Além de se manifestar contrários ao tipo de intervenção estatal nas comunidades da baixada, entidades querem abertura de diálogo com o governador

Fernanda Ikedo* (Portal Porque)

Entidades do movimento negro realizaram protesto diante da Secretaria de Segurança Pública na quinta-feira, 3, em São Paulo: “Operação Vingança”. Foto: Paulo Pinto/Agência Brasil

Atualizada às 17h08

O encerramento imediato da Operação Escudo deflagrada pela Polícia Militar de São Paulo no Guarujá, a apuração das circunstâncias em que 16 pessoas foram mortas e o início de um diálogo entre o governador Tarcísio de Freitas (Republicanos) e entidades da sociedade civil foram defendidas, nesta sexta-feira, 4, em nota conjunta assinada por órgãos governamentais, instituições, entidades de classe, parlamentares e movimentos sociais.
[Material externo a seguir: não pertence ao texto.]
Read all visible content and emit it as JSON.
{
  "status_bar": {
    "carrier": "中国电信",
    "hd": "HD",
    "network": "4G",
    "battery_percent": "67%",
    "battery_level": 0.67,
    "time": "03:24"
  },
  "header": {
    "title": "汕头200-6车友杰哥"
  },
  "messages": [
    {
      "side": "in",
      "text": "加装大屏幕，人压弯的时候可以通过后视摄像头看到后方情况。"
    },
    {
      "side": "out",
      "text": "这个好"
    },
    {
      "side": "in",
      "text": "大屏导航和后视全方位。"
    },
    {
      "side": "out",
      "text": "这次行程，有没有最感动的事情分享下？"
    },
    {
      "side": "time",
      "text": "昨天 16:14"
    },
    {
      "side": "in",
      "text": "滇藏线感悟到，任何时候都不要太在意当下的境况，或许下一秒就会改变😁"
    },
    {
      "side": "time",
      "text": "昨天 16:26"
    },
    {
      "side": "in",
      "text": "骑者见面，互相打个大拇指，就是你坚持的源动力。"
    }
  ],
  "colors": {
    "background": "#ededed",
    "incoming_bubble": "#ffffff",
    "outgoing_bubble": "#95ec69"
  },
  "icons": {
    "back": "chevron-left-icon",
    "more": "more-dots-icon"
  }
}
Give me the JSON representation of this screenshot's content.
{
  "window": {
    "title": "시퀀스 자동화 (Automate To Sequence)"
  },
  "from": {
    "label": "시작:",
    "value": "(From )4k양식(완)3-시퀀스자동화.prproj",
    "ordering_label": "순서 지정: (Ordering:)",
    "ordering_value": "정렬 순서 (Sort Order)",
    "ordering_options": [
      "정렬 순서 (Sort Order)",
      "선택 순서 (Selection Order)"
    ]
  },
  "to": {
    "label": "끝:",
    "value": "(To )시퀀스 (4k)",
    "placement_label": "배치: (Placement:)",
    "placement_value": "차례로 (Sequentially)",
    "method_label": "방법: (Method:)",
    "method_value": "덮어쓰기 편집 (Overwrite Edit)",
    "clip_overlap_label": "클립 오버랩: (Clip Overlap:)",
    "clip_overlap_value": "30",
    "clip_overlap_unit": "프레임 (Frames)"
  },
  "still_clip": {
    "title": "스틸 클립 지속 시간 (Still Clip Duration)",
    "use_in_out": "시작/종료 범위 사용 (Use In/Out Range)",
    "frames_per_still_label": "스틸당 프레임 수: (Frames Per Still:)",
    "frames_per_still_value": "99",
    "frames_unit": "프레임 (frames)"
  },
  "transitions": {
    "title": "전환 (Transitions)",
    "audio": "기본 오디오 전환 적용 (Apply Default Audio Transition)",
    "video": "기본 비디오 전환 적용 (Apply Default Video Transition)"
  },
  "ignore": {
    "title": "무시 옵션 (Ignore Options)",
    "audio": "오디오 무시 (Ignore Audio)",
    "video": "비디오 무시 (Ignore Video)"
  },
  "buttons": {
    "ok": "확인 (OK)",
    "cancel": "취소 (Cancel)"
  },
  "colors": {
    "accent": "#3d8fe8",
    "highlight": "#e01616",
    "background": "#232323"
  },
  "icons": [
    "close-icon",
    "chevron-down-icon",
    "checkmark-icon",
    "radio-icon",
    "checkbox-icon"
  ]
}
“Com os inúmeros reclames sobre torturas, advindos da população aos órgãos de defesa de direitos humanos do Estado de São Paulo, criamos um grupo de trabalho formado por entidades e parlamentares visando articular junto ao sistema de justiça a necessária transparência e o processo de apuração sobre os resultados desta operação, promovendo diversos requerimentos legais e pertinentes ao caso”, informa a nota conjunta.

Entre os signatários, estão a OAB (Ordem dos Advogados do Brasil), a Ouvidoria das Polícias do Estado de São Paulo, a Comissão Justiça e Paz e o Sindicato dos Advogados do Estado de São Paulo (veja abaixo a íntegra da nota e todos os signatários).

Tribunal sumário

“O calor de uma tropa inflamada pela perda de um valoroso integrante não pode, jamais, incensar um tribunal sumário à margem da lei e das garantias constitucionais”, ressaltam no texto que reforça as atrocidades que vêm ocorrendo. E, mais adiante: “A morte do soldado PM, os muitos cadáveres que vão surgindo a cada nova contagem, clamam por justiça – nunca justiçamento.”

Os signatários exigem que sejam respeitados os princípios e fundamentos o Estado Democrático de Direito e também lamentam “a morte e ferimento dos policiais militares, casos em que o Estado deve acolher e amparar os familiares e garantir o pleno reestabelecimento da saúde dos mesmos”, mas salientando que “as buscas por criminosos organizados através destas ações territoriais frequentemente extrapolam seus objetivos, deixando um rastro de mortes e violência”.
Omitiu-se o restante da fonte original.